Nicola Zingaretti «sogna» con il sì al taglio dei parlamentari un mostro giallorosso per scongiurare la vittoria del centrodestra alle elezioni politiche. Ma la base dei democratici lo crocifigge e si schiera con il fronte del no al referendum. Il segretario del Pd - in un'intervista al Corriere della Sera , poi rilanciata sui propri canali social, apre al sì in vista della consultazione elettorale (20 e 21 settembre) sulla riforma di marca grillina che riduce i parlamentari da 945 a 600: «Sosteniamo da sempre la riduzione del numero dei parlamentari». Ma pone una condizione: «Per votare sì e far nascere il governo abbiamo chiesto modifiche dei regolamenti parlamentari e una nuova legge elettorale, per scongiurare rischi di distorsioni nella rappresentanza e tutelare adeguatamente i territori, il pluralismo e le minoranze. Tutta la maggioranza ha sottoscritto questo accordo, ora faccio un appello affinché sia onorato» puntualizza Zingaretti. Il segretario del Pd vuole incassare la cambiale subito: «Non è impossibile approvare la riforma elettorale almeno in una delle due Camere. Se c'è la volontà politica si può fare molto. Rispettare l'accordo permetterebbe anche di interloquire con i tanti dubbi e le perplessità che stanno crescendo; soprattutto in riferimento a un'insopportabile campagna in atto all'insegna dell'antipolitica».
Zingaretti getta la maschera e svela il prezzo dell'appoggio Pd alla campagna grillina per il sì: l'approvazione di una legge elettorale, un proporzionale secco, stile prima Repubblica senza premio di maggioranza, che scongiuri una vittoria del centrodestra alle prossime elezioni e favorisca governi dell'inciucio sul modello Pd-Cinque stelle. Presupposto indispensabile per mandare avanti legislatura e governo Conte. L'uscita di Zingaretti coglie di sorpresa il M5s. «Perché l'intervista - ragiona una fonte di primo piano nel Movimento viene interpretata come un passo indietro del Pd. La legge elettorale non l'ha bloccata il M5s, quindi per noi già da domani si può lavorare in commissione, quindi non si capisce Il perché di questa uscita a cavallo del referendum». Messaggio che il capo politico dei Cinque stelle Vito Crimi chiarisce con più nettezza: «L'avvicinarsi della data del referendum sul taglio dei parlamentari ripropone contestualmente quello della legge elettorale. Su questo tema centrale il Movimento 5 Stelle si è già espresso chiaramente, più volte e a più voci: i patti li rispettiamo e siamo disponibili a dare il nostro contributo in qualunque momento».

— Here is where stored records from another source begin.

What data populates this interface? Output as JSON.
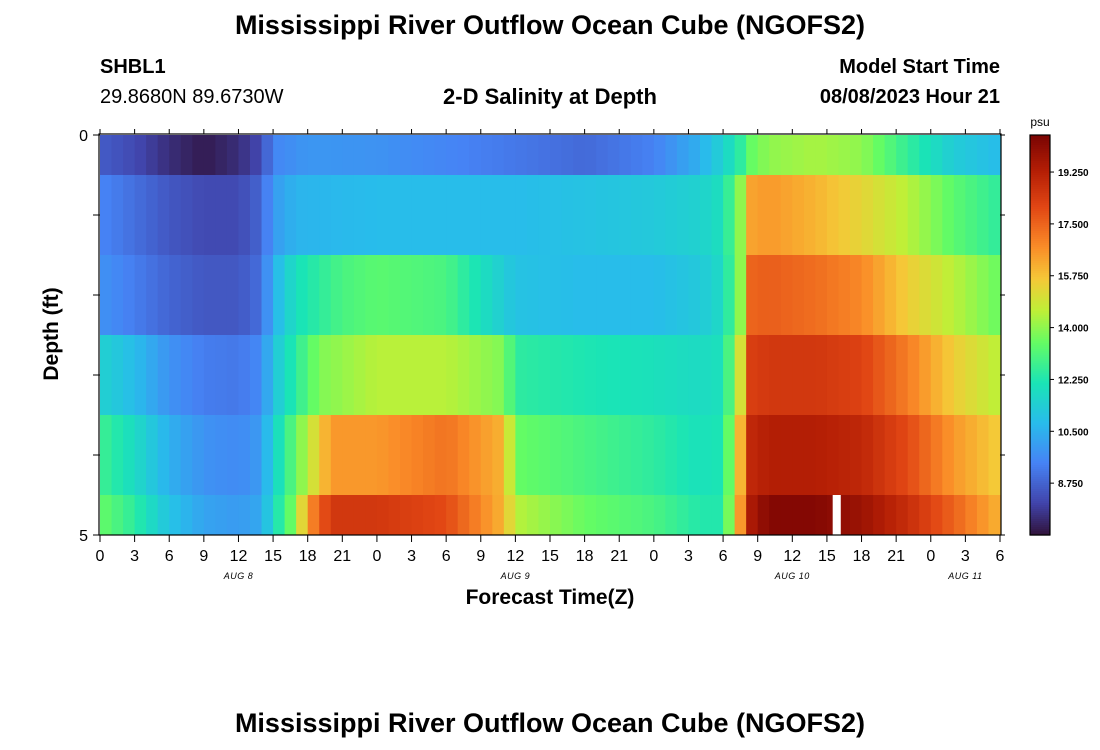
{
  "header": {
    "title": "Mississippi River Outflow Ocean Cube (NGOFS2)",
    "station_id": "SHBL1",
    "station_coords": "29.8680N  89.6730W",
    "plot_title": "2-D Salinity at Depth",
    "model_start_label": "Model Start Time",
    "model_start_value": "08/08/2023 Hour 21"
  },
  "footer": {
    "title": "Mississippi River Outflow Ocean Cube (NGOFS2)"
  },
  "chart_data": {
    "type": "heatmap",
    "xlabel": "Forecast Time(Z)",
    "ylabel": "Depth (ft)",
    "y_tick_labels": [
      "0",
      "5"
    ],
    "ylim": [
      0,
      5
    ],
    "y_reversed": true,
    "x_hours_range": [
      0,
      78
    ],
    "x_tick_labels": [
      "0",
      "3",
      "6",
      "9",
      "12",
      "15",
      "18",
      "21",
      "0",
      "3",
      "6",
      "9",
      "12",
      "15",
      "18",
      "21",
      "0",
      "3",
      "6",
      "9",
      "12",
      "15",
      "18",
      "21",
      "0",
      "3",
      "6"
    ],
    "day_labels": [
      {
        "label": "AUG 8",
        "hour": 12
      },
      {
        "label": "AUG 9",
        "hour": 36
      },
      {
        "label": "AUG 10",
        "hour": 60
      },
      {
        "label": "AUG 11",
        "hour": 75
      }
    ],
    "colorbar": {
      "unit": "psu",
      "range": [
        7.0,
        20.5
      ],
      "ticks": [
        "19.250",
        "17.500",
        "15.750",
        "14.000",
        "12.250",
        "10.500",
        "8.750"
      ],
      "tick_values": [
        19.25,
        17.5,
        15.75,
        14.0,
        12.25,
        10.5,
        8.75
      ]
    },
    "missing_data": [
      {
        "layer": 5,
        "hour_start": 63.5,
        "hour_end": 64.2
      }
    ],
    "layers": [
      {
        "depth_top": 0.0,
        "depth_bottom": 0.5,
        "hours": [
          0,
          3,
          6,
          9,
          12,
          14,
          15,
          18,
          24,
          30,
          36,
          42,
          48,
          52,
          54,
          55.5,
          56.5,
          58,
          62,
          66,
          70,
          74,
          78
        ],
        "salinity": [
          8.6,
          8.2,
          7.6,
          7.2,
          7.6,
          8.2,
          9.5,
          9.9,
          9.8,
          9.5,
          9.2,
          8.9,
          9.4,
          10.5,
          11.5,
          12.5,
          13.5,
          14.0,
          14.3,
          14.0,
          12.6,
          11.3,
          10.8
        ]
      },
      {
        "depth_top": 0.5,
        "depth_bottom": 1.5,
        "hours": [
          0,
          3,
          6,
          9,
          12,
          14,
          15,
          17,
          24,
          30,
          36,
          42,
          48,
          52,
          54,
          55.5,
          56.5,
          58,
          62,
          66,
          70,
          74,
          78
        ],
        "salinity": [
          9.5,
          9.0,
          8.5,
          8.2,
          8.2,
          8.8,
          10.0,
          10.6,
          10.8,
          10.8,
          10.8,
          11.0,
          11.2,
          11.5,
          12.0,
          14.0,
          16.3,
          16.5,
          16.0,
          15.3,
          14.5,
          13.3,
          12.5
        ]
      },
      {
        "depth_top": 1.5,
        "depth_bottom": 2.5,
        "hours": [
          0,
          3,
          6,
          9,
          12,
          14,
          15,
          17,
          21,
          24,
          30,
          33,
          36,
          42,
          48,
          52,
          54,
          55.5,
          56.5,
          58,
          62,
          66,
          70,
          74,
          78
        ],
        "salinity": [
          9.8,
          9.3,
          8.8,
          8.5,
          8.5,
          9.0,
          10.5,
          12.0,
          13.0,
          13.3,
          13.0,
          12.0,
          11.0,
          10.8,
          10.8,
          11.2,
          11.8,
          14.0,
          17.5,
          17.6,
          17.3,
          16.8,
          15.5,
          14.5,
          13.5
        ]
      },
      {
        "depth_top": 2.5,
        "depth_bottom": 3.5,
        "hours": [
          0,
          3,
          6,
          9,
          12,
          14,
          15,
          17,
          19,
          24,
          30,
          35,
          36,
          42,
          48,
          52,
          54,
          55.5,
          56.5,
          58,
          62,
          66,
          70,
          74,
          78
        ],
        "salinity": [
          11.5,
          10.8,
          9.8,
          9.3,
          9.2,
          9.6,
          11.0,
          12.5,
          13.8,
          14.5,
          14.5,
          13.8,
          12.5,
          12.2,
          12.0,
          11.8,
          12.0,
          15.0,
          18.3,
          18.5,
          18.5,
          18.2,
          17.0,
          15.5,
          14.5
        ]
      },
      {
        "depth_top": 3.5,
        "depth_bottom": 4.5,
        "hours": [
          0,
          3,
          6,
          9,
          12,
          14,
          15,
          17,
          20,
          24,
          30,
          35,
          36,
          42,
          48,
          52,
          54,
          55.5,
          56.5,
          58,
          62,
          66,
          70,
          74,
          78
        ],
        "salinity": [
          12.8,
          11.8,
          10.5,
          9.8,
          9.6,
          10.0,
          11.5,
          13.5,
          16.5,
          16.5,
          17.2,
          16.0,
          13.5,
          13.0,
          12.5,
          12.0,
          12.2,
          16.0,
          19.0,
          19.3,
          19.3,
          19.0,
          18.0,
          16.5,
          15.5
        ]
      },
      {
        "depth_top": 4.5,
        "depth_bottom": 5.0,
        "hours": [
          0,
          3,
          6,
          9,
          12,
          14,
          15,
          17,
          18,
          20,
          24,
          30,
          35,
          36,
          42,
          48,
          52,
          54,
          55.5,
          56.5,
          58,
          62,
          66,
          70,
          74,
          78
        ],
        "salinity": [
          13.5,
          12.5,
          11.0,
          10.2,
          10.0,
          10.3,
          11.8,
          14.0,
          16.5,
          18.5,
          18.5,
          18.0,
          16.0,
          14.5,
          13.5,
          13.0,
          12.3,
          12.3,
          16.5,
          19.5,
          20.3,
          20.3,
          19.8,
          18.8,
          17.5,
          16.0
        ]
      }
    ]
  }
}
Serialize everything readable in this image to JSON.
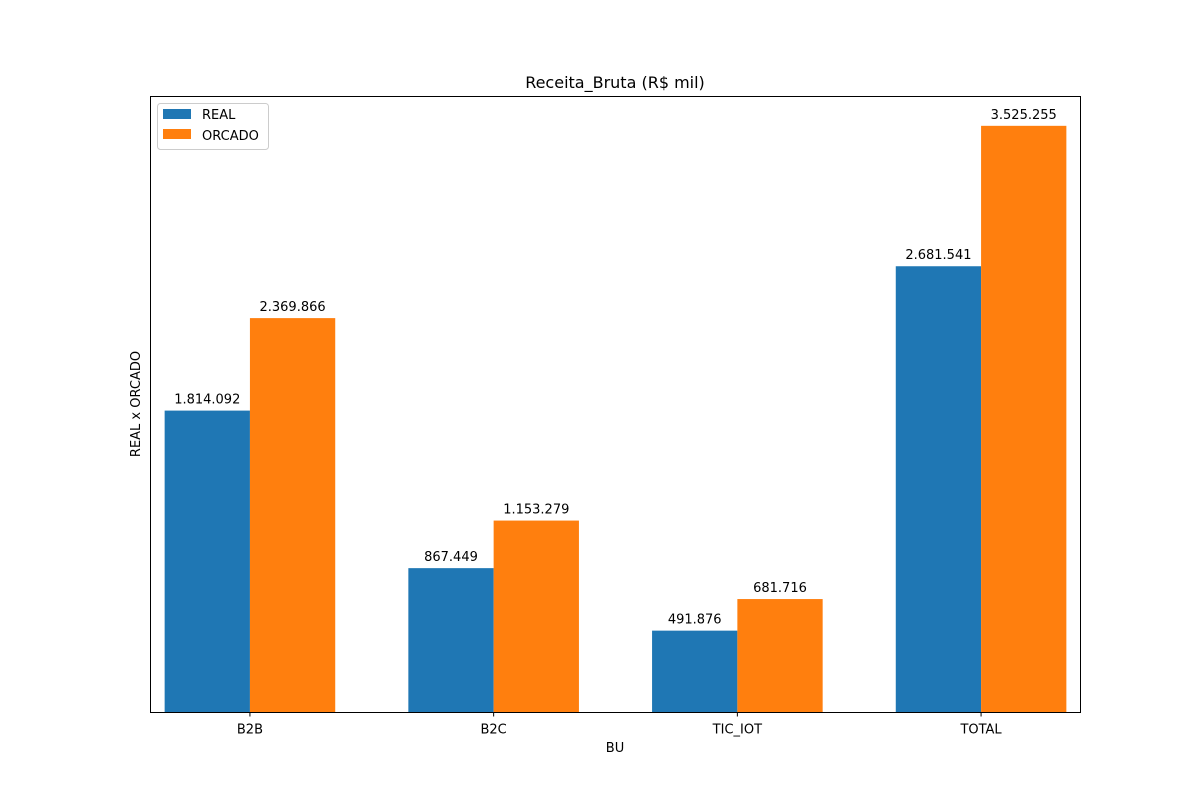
{
  "chart_data": {
    "type": "bar",
    "title": "Receita_Bruta (R$ mil)",
    "xlabel": "BU",
    "ylabel": "REAL x ORCADO",
    "categories": [
      "B2B",
      "B2C",
      "TIC_IOT",
      "TOTAL"
    ],
    "series": [
      {
        "name": "REAL",
        "color": "#1f77b4",
        "values": [
          1814092,
          867449,
          491876,
          2681541
        ],
        "labels": [
          "1.814.092",
          "867.449",
          "491.876",
          "2.681.541"
        ]
      },
      {
        "name": "ORCADO",
        "color": "#ff7f0e",
        "values": [
          2369866,
          1153279,
          681716,
          3525255
        ],
        "labels": [
          "2.369.866",
          "1.153.279",
          "681.716",
          "3.525.255"
        ]
      }
    ],
    "ylim": [
      0,
      3701518
    ],
    "y_ticks_visible": false,
    "grid": false,
    "legend_position": "upper-left"
  }
}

Nella maggioranza, infatti, lo stop alla legge elettorale proporzionale con sbarramento al 5% è arrivato da Italia Viva. Posizione ribadita ieri dal ministro renziano della Famiglia Elena Bonetti: «Non è una priorità. In questo momento, il Paese ha bisogno delle risposte che permettono di ripartire, alle scuole di ricominciare, ai luoghi del lavoro di diventare tornare a fare creatività e produttività, per dare al Paese lo sviluppo necessario per superare questa crisi enorme che abbiamo dovuto attraversare». E dunque nel M5S crescono i sospetti sulla mossa di Zingaretti. C'è chi ipotizza sia un tentativo di mettere le mani avanti. Per una ragione semplice: il leader del Pd non controlla la base che sembra orientata per il no. Ipotesi confermata da un indizio: basta leggere i commenti al post di Zingaretti dei militanti: tutti schierati in favore del no. È una Caporetto per il segretario. I toni sono simili a quelli di un addio, ormai alle porte, tra il Pd e Zingaretti.
C'è rassegnazione sulla deriva grillina del Pd. E anche una storica bandiera della sinistra come Michele Caiazzo, ex sindaco del Pd di Pomigliano D'Arco, città del ministro degli Esteri Luigi Di Maio, ironizza: «Zingaretti mi ha convinto. Voterò no».